Above all, both love the natural light and ample windows. “We have two long windows in the master bedroom, and they are my absolute favorite thing about the house,” Rachel says. “It was so unexpected how I would really enjoy them. I lay and watch the clouds go by. We have some bats that live in the neighborhood, and at dusk they kind of flutter around the window. It’s better than TV.”
All that natural light is comforting and calming, even on the most stressful days, Shelby says. “I especially like the way the soft light of a cloudy Oklahoma day gently fills the spaces,” he says. “Being able to see the night sky from bed through the high windows or taking a shower and seeing the grass waving on the roof with the stars above through a skylight is very comforting as well. The home and its environment work together to make each other better, and you can just feel it. I love this about living here.”
A chat with the homeowners
What’s great about where you live?
Shelby: Being close to one of the most walkable places in Tulsa. It’s an eclectic neighborhood. We can walk to more than 20 restaurants, art galleries, the dry cleaner. There are just so many things right here.
What has your house taught people?
Rachel: I think a lot of people thought green houses had to look funny.
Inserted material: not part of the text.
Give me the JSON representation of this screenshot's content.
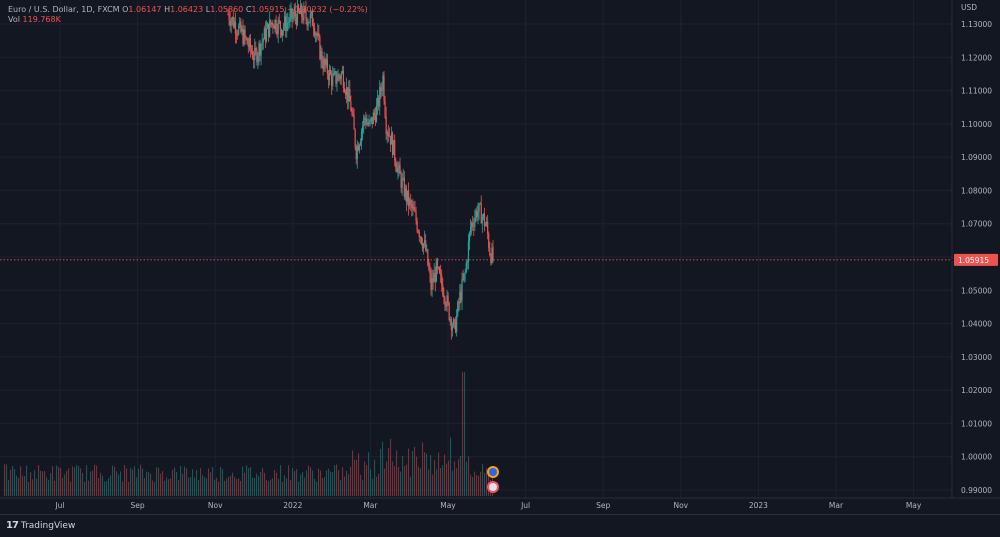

This house shows a lot of people that even a really green house can look like a really great, high-end custom home.
What has your house taught you?
Rachel: You don’t need as much space as you think to be more than comfortable and have everything you need.
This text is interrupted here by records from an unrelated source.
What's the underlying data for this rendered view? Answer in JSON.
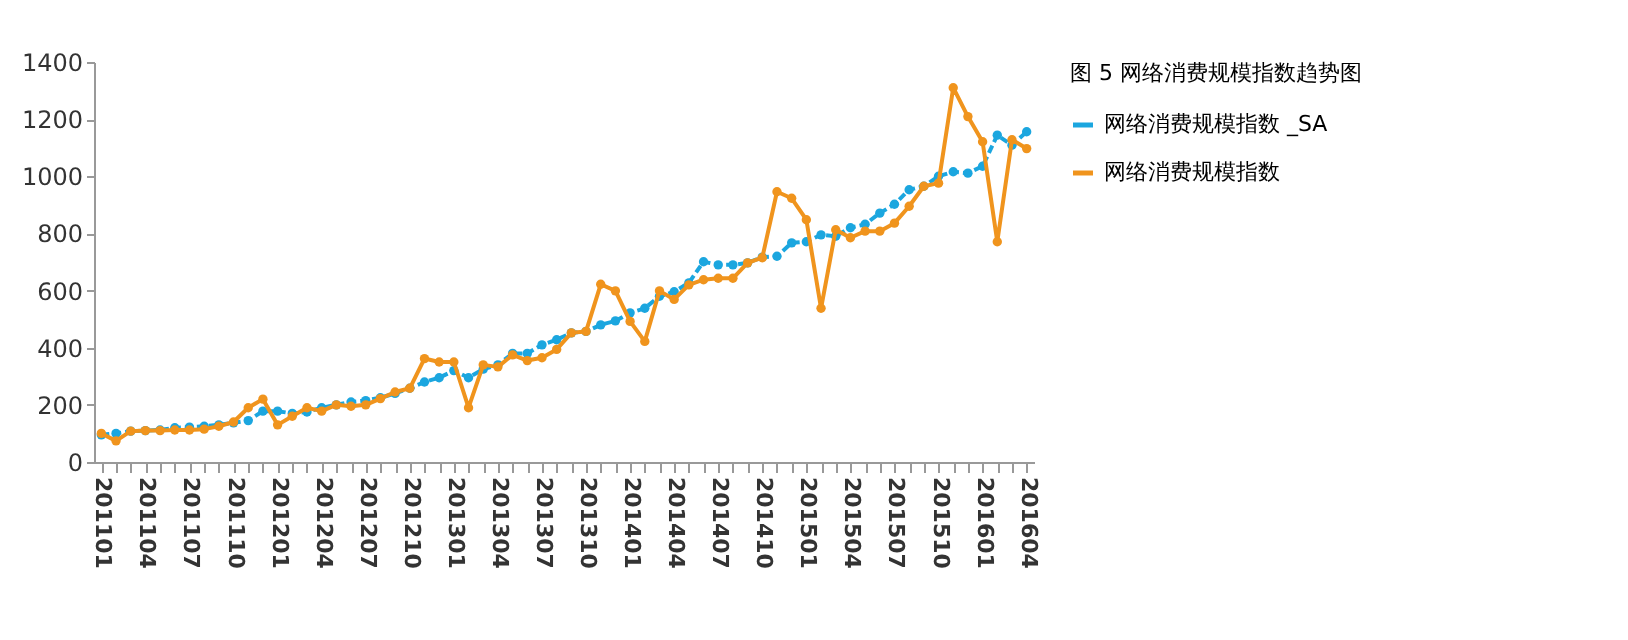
{
  "chart_data": {
    "type": "line",
    "title": "图 5 网络消费规模指数趋势图",
    "categories": [
      "201101",
      null,
      null,
      "201104",
      null,
      null,
      "201107",
      null,
      null,
      "201110",
      null,
      null,
      "201201",
      null,
      null,
      "201204",
      null,
      null,
      "201207",
      null,
      null,
      "201210",
      null,
      null,
      "201301",
      null,
      null,
      "201304",
      null,
      null,
      "201307",
      null,
      null,
      "201310",
      null,
      null,
      "201401",
      null,
      null,
      "201404",
      null,
      null,
      "201407",
      null,
      null,
      "201410",
      null,
      null,
      "201501",
      null,
      null,
      "201504",
      null,
      null,
      "201507",
      null,
      null,
      "201510",
      null,
      null,
      "201601",
      null,
      null,
      "201604"
    ],
    "series": [
      {
        "name": "网络消费规模指数 _SA",
        "color": "#1ba6df",
        "line_style": "dashed",
        "values": [
          95,
          100,
          108,
          110,
          112,
          120,
          122,
          125,
          130,
          137,
          145,
          178,
          178,
          170,
          175,
          190,
          200,
          210,
          215,
          225,
          240,
          258,
          280,
          295,
          320,
          295,
          325,
          340,
          380,
          380,
          410,
          428,
          452,
          457,
          480,
          494,
          522,
          538,
          580,
          596,
          627,
          701,
          690,
          690,
          697,
          717,
          720,
          767,
          771,
          795,
          790,
          820,
          832,
          871,
          902,
          953,
          965,
          1000,
          1016,
          1011,
          1035,
          1144,
          1109,
          1156
        ]
      },
      {
        "name": "网络消费规模指数",
        "color": "#f0941d",
        "line_style": "solid",
        "values": [
          100,
          74,
          108,
          110,
          110,
          112,
          112,
          115,
          125,
          140,
          190,
          220,
          130,
          160,
          190,
          178,
          200,
          195,
          200,
          222,
          245,
          258,
          362,
          350,
          350,
          190,
          340,
          333,
          375,
          355,
          365,
          394,
          452,
          457,
          622,
          599,
          492,
          422,
          599,
          569,
          620,
          638,
          643,
          643,
          697,
          715,
          946,
          923,
          848,
          538,
          813,
          785,
          808,
          808,
          836,
          895,
          965,
          976,
          1310,
          1209,
          1121,
          771,
          1128,
          1097
        ]
      }
    ],
    "ylim": [
      0,
      1400
    ],
    "yticks": [
      0,
      200,
      400,
      600,
      800,
      1000,
      1200,
      1400
    ],
    "grid": false,
    "legend": "right",
    "marker": "circle"
  }
}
Shelby: Nothing makes you a better architect than living in what you design.
The good stuff
Architect and Interior Designer: Shelby Navarro, ONE Architecture, Tulsa, OK
Builder: Happy Hammer, Tulsa
Landscaping: K.C. Ganzkow, Tulsa
House Size: 1,860 square feet (one side)
Bedrooms: 2 bedrooms in each side of duplex, 1 studio bedroom in each garage apartment
Bathrooms: 2.5 bathrooms in each side of duplex, 1 bathroom in each apartment
Cost per Square Foot: $210
Exterior: SIPs manufactured by USA SIPs in Bartlesville, OK; low-e windows by Thermal Windows, Tulsa; Weathertight folding doors supplied and installed by Windor; VaproShield rainscreen (protects walls from rain) fabricated on site
Roof: Planted with drought-tolerant, low-maintenance buffalo grass and fescue
Interior: CFS formaldehyde-free bamboo flooring (burnt mocha) installed with no-VOC adhesive; Sherwin-Williams no-VOC Harmony paint (shoji white); Shaw nylon carpet squares (post-industrial recycled content); Eco-Terr recycled-glass terazzo floors, 70 percent pre-consumer recycled content; Hakatai 1-inch recycled glass tiles; Squak Mountain Stone countertops (recycled paper, recycled glass and low-carbon cement)
Landscaping: Drought-tolerant buffalo grass and fescue (rooftop and yard)
Heating/Cooling System: Geothermal/Florida Heat Pump with Trane Energy Recovery Ventilator
Lighting: Energy Star IC recessed-can lights with CF lamps, recessed LED can lights and some low-voltage halogen
Appliances: Jenn-Air Energy Star dishwasher and refrigerator
Insulation: Structural insulated panels (SIPs) and borate-treated, nontoxic blown-in cellulose
Water Conservation: Toto dual-flush Aquia toilets; 500-gallon cistern with pump to roof
Lori Tobias, a staff writer for The Oregonian, lives on the Oregon coast.
What is LEED?
The U.S. Green Building Council’s Leadership in Energy and Environmental Design (LEED) program certifies buildings based on a 136-point system. Homes earn points for using specific building practices, materials or products in eight categories: Innovation and Design, Location and Linkages, Sustainable Sites, Water Efficiency, Energy and Atmosphere, Materials and Resources, Indoor Environmental Quality, Regional Priority, and Awareness and Education. LEED offers four certification levels: Certified, Silver, Gold and Platinum.
The number of points for each certification level varies by house size; smaller homes require fewer points. Builders can rack up points however they please—which critics say allows homes filled with green materials to ignore energy-efficient design basics and still earn certification.
The high cost of achieving certification has prompted some homeowners to build green homes using LEED guidelines but to forego the official certification process.